Cumbo mingled at the bar and around tented chaise pods, each with its own flat-screen TV, in a crowd that included Emmens, most of the ET, and several new vice presidents. (Boger, chairing in “retirement” a half dozen boards, including the trustees of Wesleyan University and Harvard Medical School, couldn’t make the meeting but had been “telepresent” earlier, telling the team members via satellite that they were “fabulous” and half-joking that if he were younger, “I’d be right out there with you.”) People kept asking where Cozzolino was. “I acted like I had no idea,” Cumbo says. “I didn’t sleep at all. I tried to close my eyes, but I was sick to my stomach. I’m like, ‘What am I gonna say to these people?’ ”

Boger’s efforts to build Vertex into an organization capable of transforming lives ultimately relied on self-selection. Cumbo, who’d joined Vertex less than a year earlier and hadn’t talked with Cozzolino or anyone else in the company, found himself overnight having to explain on his own to its newest, most vulnerable employees—all people he’d hired—why they shouldn’t be alarmed by the abrupt, unexplained departure of their sales lead four months before launch.

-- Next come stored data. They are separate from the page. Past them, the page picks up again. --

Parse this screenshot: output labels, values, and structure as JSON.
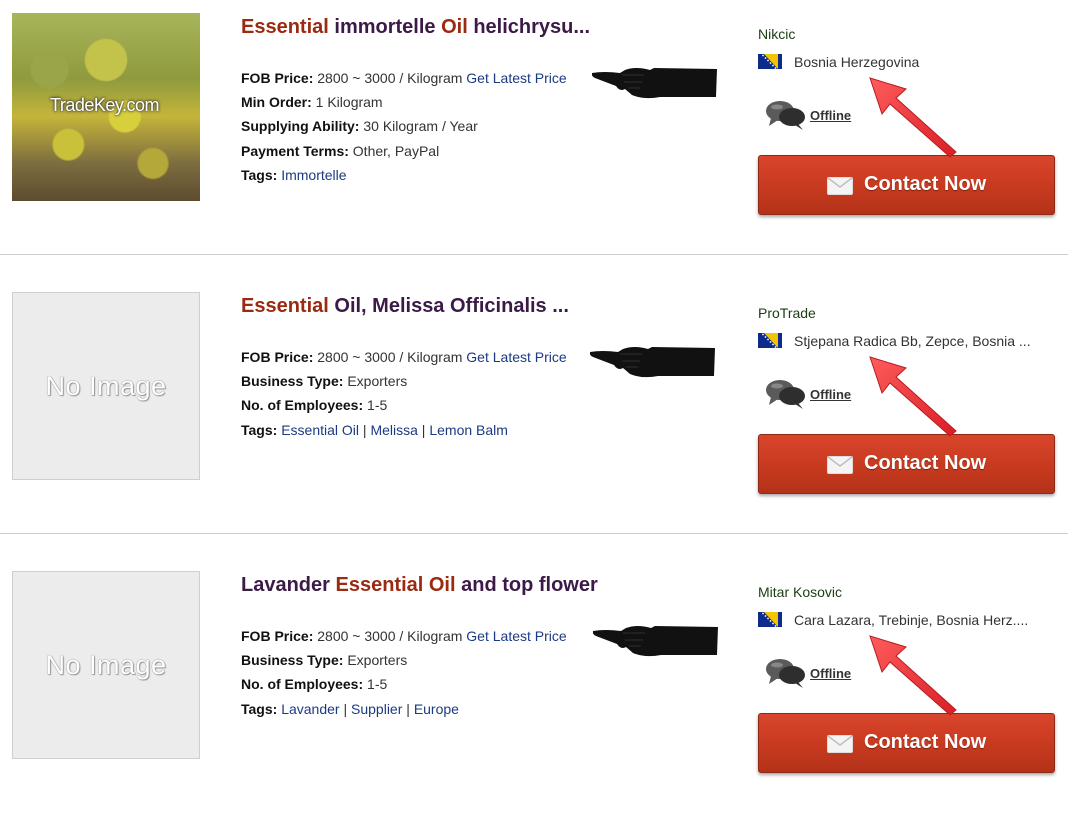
{
  "listings": [
    {
      "image": {
        "type": "photo",
        "watermark": "TradeKey.com"
      },
      "title": [
        {
          "text": "Essential",
          "highlight": true
        },
        {
          "text": " immortelle ",
          "highlight": false
        },
        {
          "text": "Oil",
          "highlight": true
        },
        {
          "text": " helichrysu...",
          "highlight": false
        }
      ],
      "specs": [
        {
          "key": "FOB Price:",
          "value": "2800 ~ 3000 / Kilogram",
          "link": "Get Latest Price"
        },
        {
          "key": "Min Order:",
          "value": "1 Kilogram"
        },
        {
          "key": "Supplying Ability:",
          "value": "30 Kilogram / Year"
        },
        {
          "key": "Payment Terms:",
          "value": "Other, PayPal"
        }
      ],
      "tags_label": "Tags:",
      "tags": [
        "Immortelle"
      ],
      "seller": "Nikcic",
      "location": "Bosnia Herzegovina",
      "status": "Offline",
      "contact_label": "Contact Now"
    },
    {
      "image": {
        "type": "none",
        "placeholder": "No Image"
      },
      "title": [
        {
          "text": "Essential",
          "highlight": true
        },
        {
          "text": " Oil, Melissa Officinalis ...",
          "highlight": false
        }
      ],
      "specs": [
        {
          "key": "FOB Price:",
          "value": "2800 ~ 3000 / Kilogram",
          "link": "Get Latest Price"
        },
        {
          "key": "Business Type:",
          "value": "Exporters"
        },
        {
          "key": "No. of Employees:",
          "value": "1-5"
        }
      ],
      "tags_label": "Tags:",
      "tags": [
        "Essential Oil",
        "Melissa",
        "Lemon Balm"
      ],
      "seller": "ProTrade",
      "location": "Stjepana Radica Bb, Zepce, Bosnia ...",
      "status": "Offline",
      "contact_label": "Contact Now"
    },
    {
      "image": {
        "type": "none",
        "placeholder": "No Image"
      },
      "title": [
        {
          "text": "Lavander ",
          "highlight": false
        },
        {
          "text": "Essential Oil",
          "highlight": true
        },
        {
          "text": " and top flower",
          "highlight": false
        }
      ],
      "specs": [
        {
          "key": "FOB Price:",
          "value": "2800 ~ 3000 / Kilogram",
          "link": "Get Latest Price"
        },
        {
          "key": "Business Type:",
          "value": "Exporters"
        },
        {
          "key": "No. of Employees:",
          "value": "1-5"
        }
      ],
      "tags_label": "Tags:",
      "tags": [
        "Lavander",
        "Supplier",
        "Europe"
      ],
      "seller": "Mitar Kosovic",
      "location": "Cara Lazara, Trebinje, Bosnia Herz....",
      "status": "Offline",
      "contact_label": "Contact Now"
    }
  ],
  "colors": {
    "title_text": "#3b1a47",
    "title_highlight": "#9a2a10",
    "link": "#1c3a82",
    "seller": "#1a3d12",
    "contact_button": "#c73a1f",
    "annotation_arrow": "#e8333a"
  },
  "icons": {
    "pointer": "pointing-hand-icon",
    "flag": "bosnia-flag-icon",
    "chat": "chat-bubbles-icon",
    "mail": "envelope-icon",
    "annotation": "red-arrow-icon"
  }
}
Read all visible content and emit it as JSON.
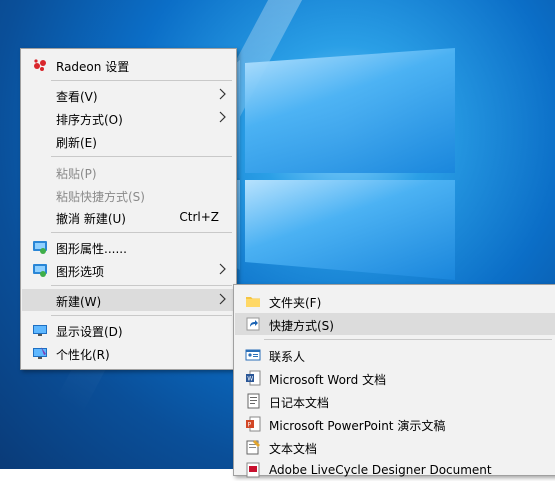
{
  "main_menu": {
    "items": [
      {
        "label": "Radeon 设置"
      },
      {
        "label": "查看(V)"
      },
      {
        "label": "排序方式(O)"
      },
      {
        "label": "刷新(E)"
      },
      {
        "label": "粘贴(P)"
      },
      {
        "label": "粘贴快捷方式(S)"
      },
      {
        "label": "撤消 新建(U)",
        "shortcut": "Ctrl+Z"
      },
      {
        "label": "图形属性......"
      },
      {
        "label": "图形选项"
      },
      {
        "label": "新建(W)"
      },
      {
        "label": "显示设置(D)"
      },
      {
        "label": "个性化(R)"
      }
    ]
  },
  "submenu": {
    "items": [
      {
        "label": "文件夹(F)"
      },
      {
        "label": "快捷方式(S)"
      },
      {
        "label": "联系人"
      },
      {
        "label": "Microsoft Word 文档"
      },
      {
        "label": "日记本文档"
      },
      {
        "label": "Microsoft PowerPoint 演示文稿"
      },
      {
        "label": "文本文档"
      },
      {
        "label": "Adobe LiveCycle Designer Document"
      }
    ]
  },
  "colors": {
    "menu_bg": "#f2f2f2",
    "highlight": "#dcdcdc",
    "disabled_text": "#8a8a8a",
    "radeon_red": "#d9262c"
  }
}
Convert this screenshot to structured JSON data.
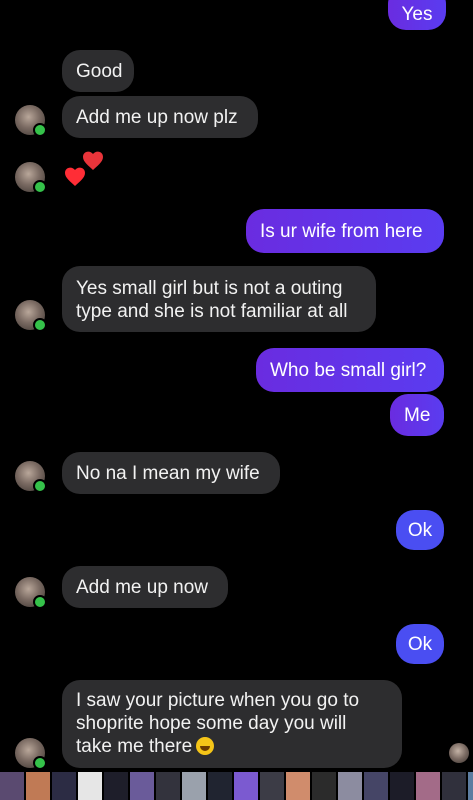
{
  "messages": {
    "yes_partial": "Yes",
    "good": "Good",
    "add_me_plz": "Add me up now plz",
    "is_ur_wife": "Is ur wife from here",
    "yes_small_girl_l1": "Yes small girl but is not a outing",
    "yes_small_girl_l2": "type and she is not familiar at all",
    "who_be_small_girl": "Who be small girl?",
    "me": "Me",
    "no_na": "No na I mean my wife",
    "ok1": "Ok",
    "add_me_now": "Add me up now",
    "ok2": "Ok",
    "saw_picture_l1": "I saw your picture when you go to",
    "saw_picture_l2": "shoprite hope some day you will",
    "saw_picture_l3": "take me there"
  },
  "icons": {
    "hearts": "two-hearts-emoji",
    "laugh": "rolling-on-floor-laughing-emoji"
  },
  "colors": {
    "background": "#000000",
    "incoming_bubble": "#2d2d2f",
    "outgoing_bubble_start": "#6a2ce0",
    "outgoing_bubble_end": "#5a3cf0",
    "outgoing_blue": "#4a4ef2",
    "online_dot": "#35c24a"
  }
}
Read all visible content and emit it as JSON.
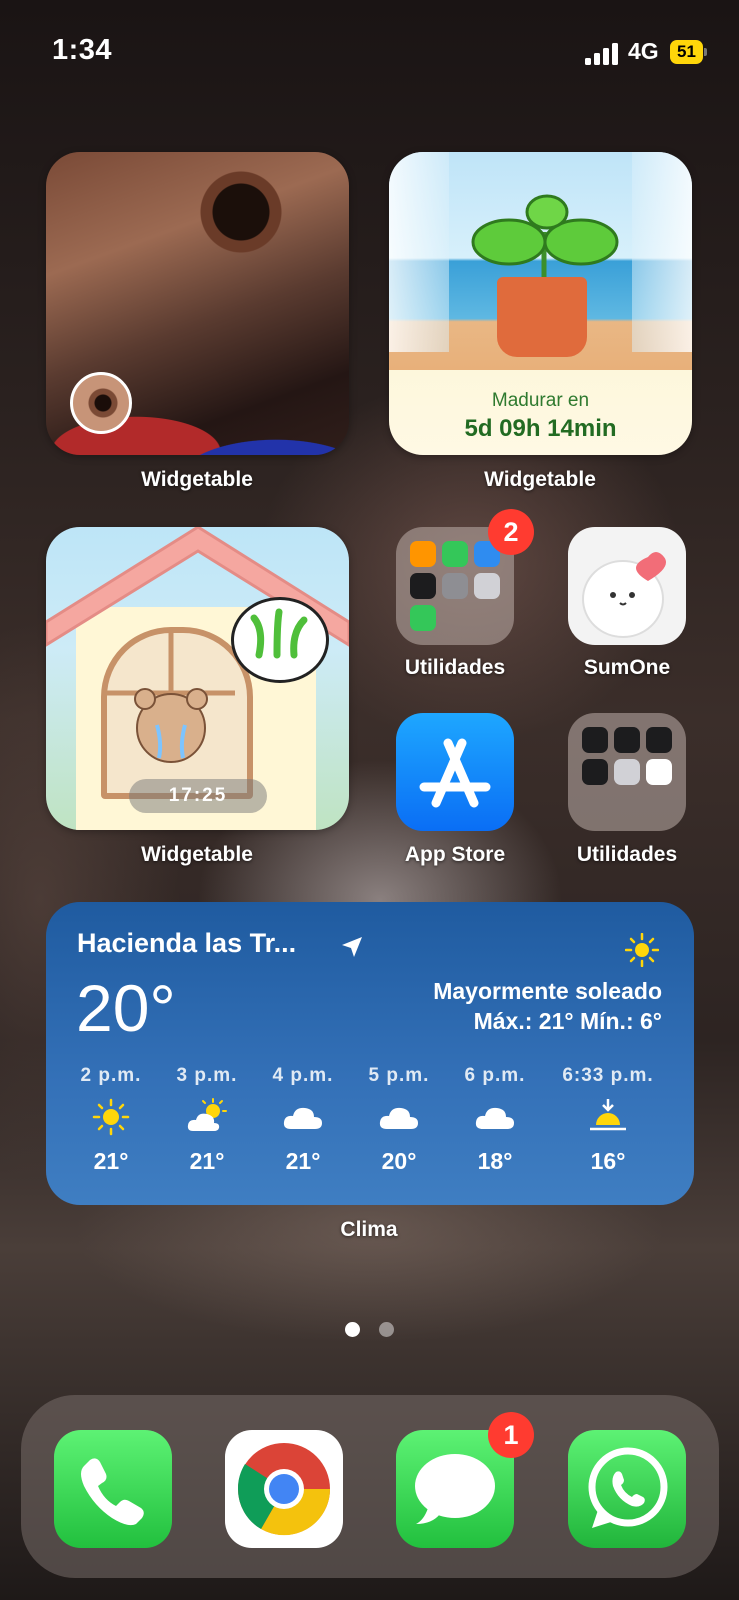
{
  "status_bar": {
    "time": "1:34",
    "network": "4G",
    "battery": "51"
  },
  "widgets": {
    "photo": {
      "label": "Widgetable"
    },
    "plant": {
      "label": "Widgetable",
      "caption": "Madurar en",
      "timer": "5d 09h 14min"
    },
    "house": {
      "label": "Widgetable",
      "time": "17:25"
    }
  },
  "apps": {
    "folder_1": {
      "label": "Utilidades",
      "badge": "2"
    },
    "sumone": {
      "label": "SumOne"
    },
    "app_store": {
      "label": "App Store"
    },
    "folder_2": {
      "label": "Utilidades"
    }
  },
  "weather": {
    "label": "Clima",
    "location": "Hacienda las Tr...",
    "temperature": "20°",
    "condition": "Mayormente soleado",
    "range": "Máx.: 21° Mín.: 6°",
    "hourly": [
      {
        "time": "2 p.m.",
        "icon": "sun-icon",
        "temp": "21°"
      },
      {
        "time": "3 p.m.",
        "icon": "partly-sunny-icon",
        "temp": "21°"
      },
      {
        "time": "4 p.m.",
        "icon": "cloud-icon",
        "temp": "21°"
      },
      {
        "time": "5 p.m.",
        "icon": "cloud-icon",
        "temp": "20°"
      },
      {
        "time": "6 p.m.",
        "icon": "cloud-icon",
        "temp": "18°"
      },
      {
        "time": "6:33 p.m.",
        "icon": "sunset-icon",
        "temp": "16°"
      }
    ]
  },
  "page_indicator": {
    "pages": 2,
    "current": 1
  },
  "dock": {
    "messages_badge": "1",
    "apps": [
      "phone-icon",
      "chrome-icon",
      "messages-icon",
      "whatsapp-icon"
    ]
  },
  "colors": {
    "badge": "#ff3b30",
    "weather_bg": "#2f6db3",
    "battery": "#ffd60a"
  }
}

The next morning, Wysenski announced that Cozzolino had left the company. There was a gasp. People were crying. Then she said Cumbo would start immediately as interim vice president, and everyone clapped. Cumbo had no speech, nothing prepared at all. Afterward, he wouldn’t remember walking to the stage or what he said.

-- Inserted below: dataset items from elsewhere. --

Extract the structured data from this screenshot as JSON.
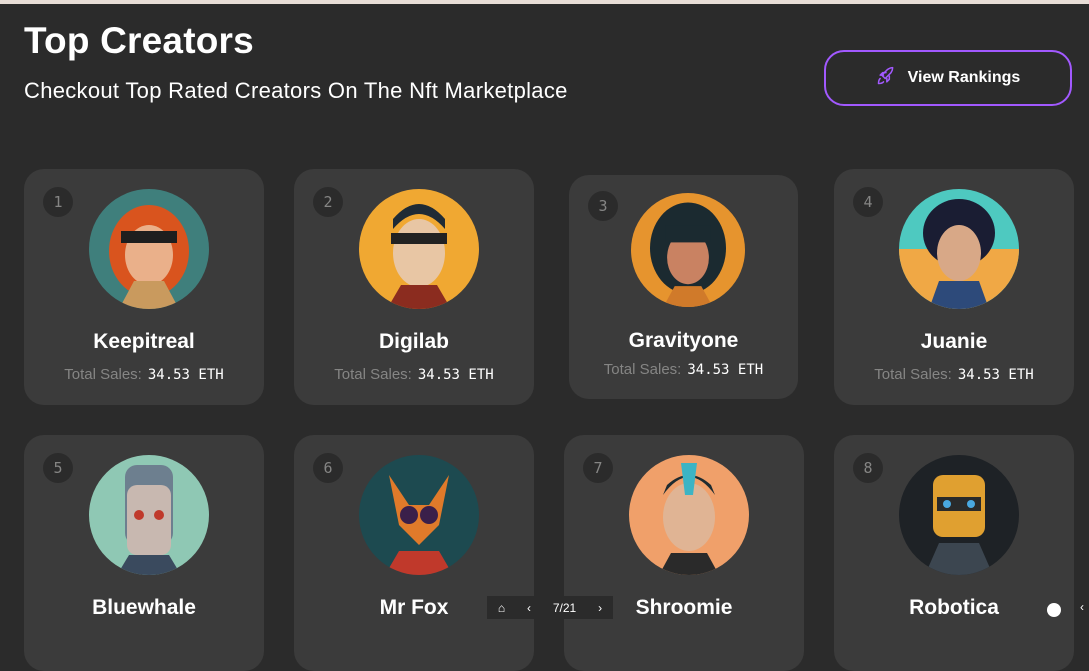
{
  "header": {
    "title": "Top Creators",
    "subtitle": "Checkout Top Rated Creators On The Nft Marketplace",
    "button_label": "View Rankings",
    "button_icon": "rocket-icon",
    "accent_color": "#a259ff"
  },
  "creators": [
    {
      "rank": "1",
      "name": "Keepitreal",
      "sales_label": "Total Sales:",
      "sales_value": "34.53 ETH"
    },
    {
      "rank": "2",
      "name": "Digilab",
      "sales_label": "Total Sales:",
      "sales_value": "34.53 ETH"
    },
    {
      "rank": "3",
      "name": "Gravityone",
      "sales_label": "Total Sales:",
      "sales_value": "34.53 ETH"
    },
    {
      "rank": "4",
      "name": "Juanie",
      "sales_label": "Total Sales:",
      "sales_value": "34.53 ETH"
    },
    {
      "rank": "5",
      "name": "Bluewhale"
    },
    {
      "rank": "6",
      "name": "Mr Fox"
    },
    {
      "rank": "7",
      "name": "Shroomie"
    },
    {
      "rank": "8",
      "name": "Robotica"
    }
  ],
  "pager": {
    "home_icon": "home-icon",
    "prev_icon": "chevron-left-icon",
    "page_text": "7/21",
    "next_icon": "chevron-right-icon"
  }
}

“From what people can recall, I talked about how I started at GSK in HIV and how I watched how people went from dying to living, how protease inhibitors changed their entire lives. I said, ‘I’m here not because of Joe. I’m here because I want to be here, and I want to be with you. This is bigger than one person.’ I said, ‘We’re gonna make history, and we’re gonna make history together. I’m here, and I’m gonna support you, and I’m gonna lead you through this.’ I was practically in tears. I know the audience was in tears. They gave me a standing ovation for five minutes,
so long that I actually got off the stage shaking, and I walked out of the room, and everyone kept clapping.”

The first mock was held on February 10, off-site. It might have been odd at another company for the head of corporate communications to attend an early prep session for a regulatory hearing, but Megan Pace was responsible for the company’s messaging and optics, and the AdComm and launch were once-in-a-corporate-life-cycle opportunities for Vertex to define itself. So far, as Boger would be first to agree, Vertex had not really attended to public relations—not since it wheat-pasted AIDS broadsides at night in the 1990s. Michael Partridge ran
investor
relations, but that was talking with people who might want to trade shares of VRTX, not branding a biopharma for the rest of the world. Sachdev spoke with Washington and the states, but not with people who associate drug companies with their products and behavior. Vertex would soon be introduced to the general public, and Pace, who’d joined from Genentech, where she’d been spokeswoman through both its blockbuster phase and the Roche buyout, was deeply involved with all aspects of the rollout. Blond and willowy, she was thirty-five, a brisk native of Orlando, Florida.